The Use of Systemic Steroids for COPD
By A. Rudmann, MD
Niewoehner D, Erbland M, Deupree R, et al. Effect of systemic glucocorticoids on exacerbations of chronic obstructive pulmonary disease. N Engl J Med. 1999;340:1941-1947.
Systemic steroids are commonly prescribed for COPD exacerbation, despite adverse side effects including hyperglycemia, infections and osteoporosis. This randomized, double-blind, controlled trial conducted by the U.S. Department of Veterans Affairs (VA) compared two- and eight-week steroid regimens to placebo in patients also receiving broad spectrum antibiotics for seven days, inhaled beta-agonists, inhaled ipratropium bromide, and inhaled Triamcinolone Acetonide starting day four.
The steroid arms received methylprednisolone 125 mg every six hours for three days, then oral prednisone was tapered gradually from 60 mg over two or eight weeks. Inclusion criteria were clinical diagnosis of COPD exacerbation, age >50 years, >30 pack years of smoking, and either an FEV1 <1.5 or inability to undergo spirometry because of severe dyspnea. Patients with asthma, systemic steroid use in the preceding 30 days, and prognosis of less than one year were excluded.
In all, 1,870 patients were screened to enroll 271 patients who were followed for 182 days. Fifty percent of screened patients were ineligible due to recent steroid use. Systemic steroid treatment significantly reduced treatment failure at 30 days (23% versus 33%) and 90 days (37% versus 48%), but not at 182 days (51% versus 54%). Treatment failure was defined as death from any cause, mechanical ventilation, readmission for COPD, or intensification of pharmacologic therapy—which accounted for 70% of treatment failures at 30 days, 62% at 90 days, and 58% at 182 days. Seventy-five percent of the time this involved initiation of open-label systemic steroids. Two- and eight-week steroid regimens were equally efficacious. Steroid therapy reduced LOS from 9.7 to 8.5 days and improved FEV1 by a maximum of 0.1 L after one day. Mortality was not affected. Hyperglycemia was more common in the steroid groups (15% vs. 4%). Subgroup analysis showed that patients previously hospitalized benefited most from steroid therapy.

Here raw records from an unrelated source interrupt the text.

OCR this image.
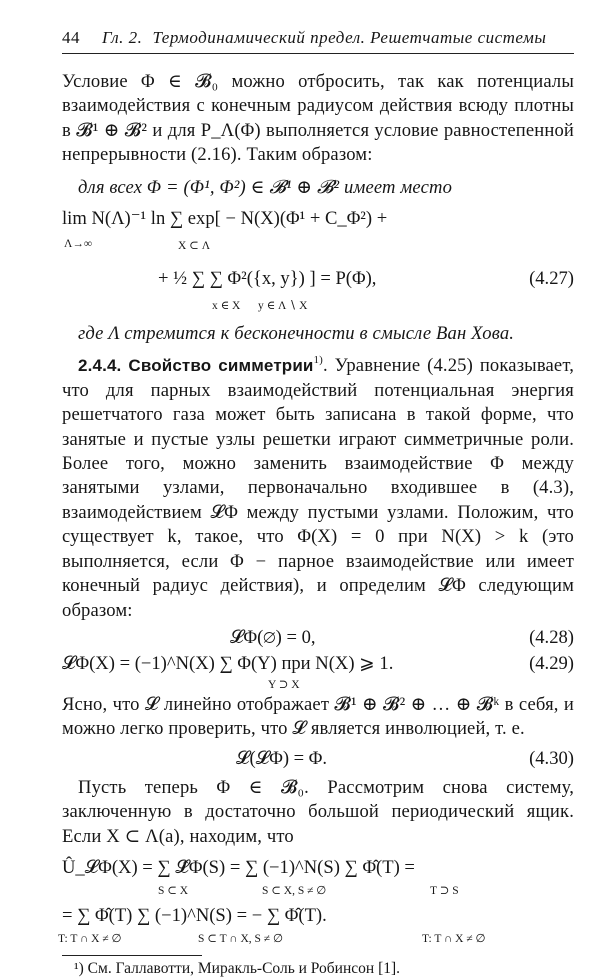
44 Гл. 2. Термодинамический предел. Решетчатые системы

Условие Φ ∈ 𝓑₀ можно отбросить, так как потенциалы взаимодействия с конечным радиусом действия всюду плотны в 𝓑¹ ⊕ 𝓑² и для P_Λ(Φ) выполняется условие равностепенной непрерывности (2.16). Таким образом:

для всех Φ = (Φ¹, Φ²) ∈ 𝓑¹ ⊕ 𝓑² имеет место

lim N(Λ)⁻¹ ln ∑ exp[ − N(X)(Φ¹ + C_Φ²) +
Λ→∞	X ⊂ Λ
+ ½ ∑ ∑ Φ²({x, y}) ] = P(Φ),
x ∈ X y ∈ Λ ∖ X
(4.27)

где Λ стремится к бесконечности в смысле Ван Хова.

2.4.4. Свойство симметрии$^{1)}$. Уравнение (4.25) показывает, что для парных взаимодействий потенциальная энергия решетчатого газа может быть записана в такой форме, что занятые и пустые узлы решетки играют симметричные роли. Более того, можно заменить взаимодействие Φ между занятыми узлами, первоначально входившее в (4.3), взаимодействием 𝓛Φ между пустыми узлами. Положим, что существует k, такое, что Φ(X) = 0 при N(X) > k (это выполняется, если Φ − парное взаимодействие или имеет конечный радиус действия), и определим 𝓛Φ следующим образом:

𝓛Φ(∅) = 0,	(4.28)
𝓛Φ(X) = (−1)^N(X) ∑ Φ(Y) при N(X) ⩾ 1.
Y ⊃ X
(4.29)

Ясно, что 𝓛 линейно отображает 𝓑¹ ⊕ 𝓑² ⊕ … ⊕ 𝓑ᵏ в себя, и можно легко проверить, что 𝓛 является инволюцией, т. е.

𝓛(𝓛Φ) = Φ.	(4.30)

Пусть теперь Φ ∈ 𝓑₀. Рассмотрим снова систему, заключенную в достаточно большой периодический ящик. Если X ⊂ Λ(a), находим, что

Û_𝓛Φ(X) = ∑ 𝓛̂Φ(S) = ∑ (−1)^N(S) ∑ Φ̂(T) =
S ⊂ X	S ⊂ X, S ≠ ∅	T ⊃ S
= ∑ Φ̂(T) ∑ (−1)^N(S) = − ∑ Φ̂(T).
T: T ∩ X ≠ ∅	S ⊂ T ∩ X, S ≠ ∅	T: T ∩ X ≠ ∅
¹) См. Галлавотти, Миракль-Соль и Робинсон [1].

This study helps define the benefits and risks of systemic steroid therapy in COPD exacerbation. It reduces treatment failure rates at one and three months and reduces LOS, but increases hyperglycemia in patients receiving inhaled corticosteroids and other COPD treatments. About half of patients in the placebo arm required intensification of treatment, usually initiation of systemic steroid therapy; the other half averted systemic steroid therapy over six months of follow-up. Overall, this study suggests a rationale for deferring or limiting systemic steroid therapy in those patients without prior hospitalization for COPD and those at high risk for hyperglycemia.
Antibiotics for Atypical Coverage in Pneumonia Patients
By Valerie J. Lang, MD
Shefet D, Robenshtok E, Paul M, et al. Empirical atypical coverage for inpatients with community-acquired pneumonia: systematic review of randomized controlled trials. Arch Intern Med. 2005:165:1992-2000.
Most guidelines recommend that inpatients with community-acquired pneumonia receive antibiotics that cover atypical organisms, though it is rare that an atypical organism causes pneumonia severe enough to require hospitalization. This review of 24 trials compared antibiotic regimens with and without atypical coverage in a total of 5,015 inpatients with community-acquired pneumonia. Atypical coverage was provided by quinolones or macrolides, and arms without atypical coverage included a wide variety of beta-lactam regimens. There was no difference in overall 30-day mortality with or without atypical coverage (RR 1.13 [95% CI, 0.82-1.54]).